Sunday, March 16, 2008

teaching

I taught someone how to bake something today and, well wouldn't you know, it was really fun. I have never really considered the rewards of teaching someone to do something. Other than teaching college kids who want to be writers about writing, that is, which is still something I think would be rewarding...

But we're talking about cupcakes now. And that is one thing I have a LOT of experience baking. I showed up at Meredith's house and she had some recipe for chocolate sour cream cake from epicurious. I read the recipe and we got to work. She measured and sifted the dries. I got the butter soft in the microwave, measured out sugar, did the eggs and added an extra yolk, and substituted milk for water cause the sour cream was lowfat and it all made sense but, I'll admit, I was kinda keeping my fingers crossed like maybe it would be too fatty, or too many different things changed and it would somehow be bad and all my fault, but then I figured that it would probably be fine. When everything was measured I told Meredith that she was going to make the cupcakes and I'd watch and be moral support. So I narrated: cream the butter and sugar, scrape it down, keep creaming. Add the eggs (which I'd pre-mixed together) little by little, scrape, add 1/3 of the dried, 1/2 of the wets, etc.

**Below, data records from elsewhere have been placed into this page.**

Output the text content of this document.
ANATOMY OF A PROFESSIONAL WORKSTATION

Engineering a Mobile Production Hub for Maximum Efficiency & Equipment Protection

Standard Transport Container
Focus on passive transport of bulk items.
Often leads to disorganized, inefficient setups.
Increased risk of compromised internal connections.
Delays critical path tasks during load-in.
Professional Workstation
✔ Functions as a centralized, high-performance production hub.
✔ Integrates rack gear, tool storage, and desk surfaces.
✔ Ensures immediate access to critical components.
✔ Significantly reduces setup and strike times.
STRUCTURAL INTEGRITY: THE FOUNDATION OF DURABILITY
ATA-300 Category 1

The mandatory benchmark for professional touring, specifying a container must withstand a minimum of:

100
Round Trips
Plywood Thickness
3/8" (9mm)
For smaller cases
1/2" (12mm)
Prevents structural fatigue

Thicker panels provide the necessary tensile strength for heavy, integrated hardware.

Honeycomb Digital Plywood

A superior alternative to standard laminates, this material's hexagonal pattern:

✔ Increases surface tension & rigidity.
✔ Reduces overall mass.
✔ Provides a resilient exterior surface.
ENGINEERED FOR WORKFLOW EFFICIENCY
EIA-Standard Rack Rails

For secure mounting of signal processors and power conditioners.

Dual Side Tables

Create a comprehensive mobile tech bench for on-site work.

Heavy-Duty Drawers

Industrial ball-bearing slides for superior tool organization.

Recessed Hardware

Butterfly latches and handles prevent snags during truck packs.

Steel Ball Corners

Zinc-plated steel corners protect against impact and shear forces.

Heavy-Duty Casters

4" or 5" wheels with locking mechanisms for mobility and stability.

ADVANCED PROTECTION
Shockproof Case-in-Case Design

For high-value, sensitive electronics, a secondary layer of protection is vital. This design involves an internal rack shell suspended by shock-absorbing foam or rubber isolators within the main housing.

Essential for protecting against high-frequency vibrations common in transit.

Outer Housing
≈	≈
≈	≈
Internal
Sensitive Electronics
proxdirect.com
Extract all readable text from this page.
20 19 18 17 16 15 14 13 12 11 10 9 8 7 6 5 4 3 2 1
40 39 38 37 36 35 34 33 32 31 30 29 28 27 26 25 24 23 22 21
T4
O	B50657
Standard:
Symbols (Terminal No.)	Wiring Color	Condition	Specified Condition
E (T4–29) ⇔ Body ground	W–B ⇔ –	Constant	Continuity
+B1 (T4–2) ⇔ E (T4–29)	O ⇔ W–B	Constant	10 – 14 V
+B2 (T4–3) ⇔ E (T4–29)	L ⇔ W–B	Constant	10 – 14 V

As she sifted the dries I told her the latest thing I'd just learned about sifting, and as I heated up the butter and then the milk I told her about the importance of keeping ingredients at room temperature, and the the batter would probably look curdled because the eggs were still cold, but that it would come back together when we added the dries. I coached her through each step. We put the first tray in to bake and I monitored the baking time very, very carefully. Because I really didn't know how long it would take to bake cupcakes versus a 9 inch cake. And because of everything lately at work. I told myself I couldn't think about anything other than how the cupcakes looked. Were they still mushy in the middle? Did they spring back underneath my touch? Or just almost, begging for one minute more but no more?

Like, damned if I was acting as someone's professional baking coach and I fucked up their cupcakes. So now I stretch this moment somehow, find a way to hold onto it.

Later, when we were walking home from the bar where we'd gone after she cooked me some yummy dinner...like, home-cooked meal man! and she wouldn't let me help or help clean up!...she was thanking me for my help and I was brushing it off saying they'd have been fine. No, she said. You're the one who told me to add the eggs a little at a time, otherwise I would've just dumped them all in. And it was a small thing, but I felt sheepish and happy and I wanted to call up everyone who'd ever taught me anything and tell them that I spent my evening helping someone be a better baker and it was fun dammit! And it made me reflect a lot on, yknow, what's been going on of late.

3 comments:

Anonymous said...

Teaching, are you? You tricky thing, you. You never got back to me about our mythical get-to-gether!!! BTW, I finally complied with the tagging. Take a look, why don't you!

MB said...

oh what fun. kind of sexy too.

I could use some instruction: brownies, scones, even pie, which even though it's The One Thing That I Bake, has its rough spots.

You could be a Personal Baking Trainer and charge a lot of money, and be on Oprah, too.

so much cake so little time said...

you're coming soon, aren't you, maryusa? you will have to let me know. what pie problems do you have?